ReasoningTool UseImplicit CachingFile InputVision (Image)
index.ts
import { streamText } from 'ai'
const result = streamText({
model: 'alibaba/qwen3.6-27b',
prompt: 'Why is the sky blue?'
})

About Qwen 3.6 27B

Qwen 3.6 27B, released on April 22, 2026, is a Qwen 3.6 native vision-language model in Alibaba's Qwen 3 family. It is built on a hybrid architecture that combines linear attention mechanisms with a sparse mixture-of-experts (MoE) framework, a design intended to keep inference efficient at long context while preserving the capability profile of a larger network.

Compared with the prior 3.5-35B-A3B generation, Qwen 3.6 27B brings improvements across several axes. Agentic coding ability is stronger, which matters for pipelines that chain tool calls and multi-step plans. Mathematical and code reasoning have been upgraded for benchmark-style problem solving and real-world programming tasks. Spatial intelligence, object localization, and object detection are sharper, which improves the model's grounding when it must reason about positions of elements within an image.

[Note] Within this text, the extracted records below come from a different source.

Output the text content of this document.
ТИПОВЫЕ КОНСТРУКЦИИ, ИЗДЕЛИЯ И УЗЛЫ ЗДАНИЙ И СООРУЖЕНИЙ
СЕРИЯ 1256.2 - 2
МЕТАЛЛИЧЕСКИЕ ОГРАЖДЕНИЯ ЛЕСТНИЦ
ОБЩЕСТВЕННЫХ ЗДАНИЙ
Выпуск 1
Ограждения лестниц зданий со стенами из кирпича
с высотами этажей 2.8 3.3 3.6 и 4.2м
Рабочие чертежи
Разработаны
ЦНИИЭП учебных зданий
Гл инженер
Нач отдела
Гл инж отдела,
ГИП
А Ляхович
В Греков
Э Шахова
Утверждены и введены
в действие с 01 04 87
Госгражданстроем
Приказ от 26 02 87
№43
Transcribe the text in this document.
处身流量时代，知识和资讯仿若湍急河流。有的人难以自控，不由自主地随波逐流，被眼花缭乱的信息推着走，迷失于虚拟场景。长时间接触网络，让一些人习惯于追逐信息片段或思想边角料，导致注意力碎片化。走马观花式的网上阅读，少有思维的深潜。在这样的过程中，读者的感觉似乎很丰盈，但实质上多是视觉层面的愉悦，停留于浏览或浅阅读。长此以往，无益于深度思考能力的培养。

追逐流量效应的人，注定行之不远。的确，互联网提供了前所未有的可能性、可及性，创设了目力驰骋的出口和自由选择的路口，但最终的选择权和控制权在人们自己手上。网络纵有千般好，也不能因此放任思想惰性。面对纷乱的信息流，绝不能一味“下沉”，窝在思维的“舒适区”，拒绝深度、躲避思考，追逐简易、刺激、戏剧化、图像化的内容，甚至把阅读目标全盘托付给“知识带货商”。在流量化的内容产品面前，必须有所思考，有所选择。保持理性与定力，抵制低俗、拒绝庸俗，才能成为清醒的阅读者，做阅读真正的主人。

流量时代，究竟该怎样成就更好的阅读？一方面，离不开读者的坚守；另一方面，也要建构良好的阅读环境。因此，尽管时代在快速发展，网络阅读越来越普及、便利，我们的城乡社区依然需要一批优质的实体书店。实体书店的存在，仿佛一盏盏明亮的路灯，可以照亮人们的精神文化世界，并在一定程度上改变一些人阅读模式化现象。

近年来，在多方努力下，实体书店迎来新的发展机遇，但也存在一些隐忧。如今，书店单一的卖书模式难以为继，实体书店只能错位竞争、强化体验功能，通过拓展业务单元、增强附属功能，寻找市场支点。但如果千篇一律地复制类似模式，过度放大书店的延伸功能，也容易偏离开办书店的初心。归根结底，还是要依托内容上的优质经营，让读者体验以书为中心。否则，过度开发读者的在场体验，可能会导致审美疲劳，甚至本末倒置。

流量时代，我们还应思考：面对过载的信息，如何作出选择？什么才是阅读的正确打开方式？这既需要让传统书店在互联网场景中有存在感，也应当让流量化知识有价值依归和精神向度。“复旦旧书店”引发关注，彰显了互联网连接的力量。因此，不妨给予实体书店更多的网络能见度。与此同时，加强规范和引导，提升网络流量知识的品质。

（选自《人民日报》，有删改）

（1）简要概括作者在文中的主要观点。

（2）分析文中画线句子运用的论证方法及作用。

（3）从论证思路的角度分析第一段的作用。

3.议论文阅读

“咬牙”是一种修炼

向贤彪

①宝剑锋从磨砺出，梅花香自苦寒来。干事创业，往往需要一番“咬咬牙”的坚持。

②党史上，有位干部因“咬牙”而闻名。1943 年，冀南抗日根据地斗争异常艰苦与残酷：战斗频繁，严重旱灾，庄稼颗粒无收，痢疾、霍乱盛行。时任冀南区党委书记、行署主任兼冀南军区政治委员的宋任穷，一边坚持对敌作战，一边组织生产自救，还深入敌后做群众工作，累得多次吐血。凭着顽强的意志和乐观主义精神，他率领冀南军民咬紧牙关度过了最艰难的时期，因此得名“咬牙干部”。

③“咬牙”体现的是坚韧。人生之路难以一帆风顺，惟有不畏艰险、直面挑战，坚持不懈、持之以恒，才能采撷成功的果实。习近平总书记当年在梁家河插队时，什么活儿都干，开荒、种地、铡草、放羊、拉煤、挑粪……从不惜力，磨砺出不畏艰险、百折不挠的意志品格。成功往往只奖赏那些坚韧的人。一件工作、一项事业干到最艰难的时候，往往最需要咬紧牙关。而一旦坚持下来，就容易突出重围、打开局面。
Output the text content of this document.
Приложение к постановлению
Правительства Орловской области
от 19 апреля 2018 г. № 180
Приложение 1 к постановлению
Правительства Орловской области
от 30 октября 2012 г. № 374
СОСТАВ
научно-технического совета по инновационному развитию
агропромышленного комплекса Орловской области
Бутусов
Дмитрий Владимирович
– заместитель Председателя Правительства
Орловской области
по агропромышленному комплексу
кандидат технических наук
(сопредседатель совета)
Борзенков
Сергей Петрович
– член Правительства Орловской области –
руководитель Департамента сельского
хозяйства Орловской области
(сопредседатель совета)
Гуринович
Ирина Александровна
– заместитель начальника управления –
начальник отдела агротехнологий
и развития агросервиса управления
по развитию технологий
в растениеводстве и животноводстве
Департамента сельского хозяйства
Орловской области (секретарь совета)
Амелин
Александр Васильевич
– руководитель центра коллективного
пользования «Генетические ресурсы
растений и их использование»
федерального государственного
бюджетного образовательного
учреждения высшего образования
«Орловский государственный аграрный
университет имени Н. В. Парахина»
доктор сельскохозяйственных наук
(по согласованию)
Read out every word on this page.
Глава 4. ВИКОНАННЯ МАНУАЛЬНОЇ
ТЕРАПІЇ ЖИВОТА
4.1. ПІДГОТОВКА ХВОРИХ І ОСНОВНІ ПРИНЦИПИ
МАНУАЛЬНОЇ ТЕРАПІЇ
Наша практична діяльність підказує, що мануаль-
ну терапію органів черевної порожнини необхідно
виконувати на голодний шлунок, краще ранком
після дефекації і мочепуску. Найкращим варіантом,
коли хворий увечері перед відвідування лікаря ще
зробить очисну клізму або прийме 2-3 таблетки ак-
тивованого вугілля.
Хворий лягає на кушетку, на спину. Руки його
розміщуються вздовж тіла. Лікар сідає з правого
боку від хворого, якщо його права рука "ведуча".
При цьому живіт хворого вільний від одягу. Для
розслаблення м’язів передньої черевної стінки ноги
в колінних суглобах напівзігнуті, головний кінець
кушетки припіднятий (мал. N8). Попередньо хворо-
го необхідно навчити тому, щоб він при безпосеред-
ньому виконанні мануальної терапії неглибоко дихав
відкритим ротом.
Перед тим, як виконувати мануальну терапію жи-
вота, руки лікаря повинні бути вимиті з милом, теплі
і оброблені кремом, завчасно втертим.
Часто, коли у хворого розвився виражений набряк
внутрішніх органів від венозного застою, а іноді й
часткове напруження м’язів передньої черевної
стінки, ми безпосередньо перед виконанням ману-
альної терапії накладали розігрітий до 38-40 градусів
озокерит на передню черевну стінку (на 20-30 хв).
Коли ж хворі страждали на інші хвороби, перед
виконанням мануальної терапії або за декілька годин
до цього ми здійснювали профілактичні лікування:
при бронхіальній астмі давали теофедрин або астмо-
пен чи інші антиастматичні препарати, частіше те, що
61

Native vision-language support means images are treated as first-class inputs alongside text rather than processed through a bolt-on encoder. Qwen 3.6 27B accepts file input and is tagged for reasoning, tool use, and implicit caching, so it can ingest documents and images, decide when to invoke registered tools, and reuse cached prefixes when serving repeated long prompts. The context window of 256K tokens accommodates extended multimodal sessions, document plus image inputs, and long agent traces.

You can integrate Qwen 3.6 27B through AI SDK, Chat Completions API, Responses API, Messages API, or other API formats, from TypeScript or Python. Maximum output is 256K tokens tokens per request.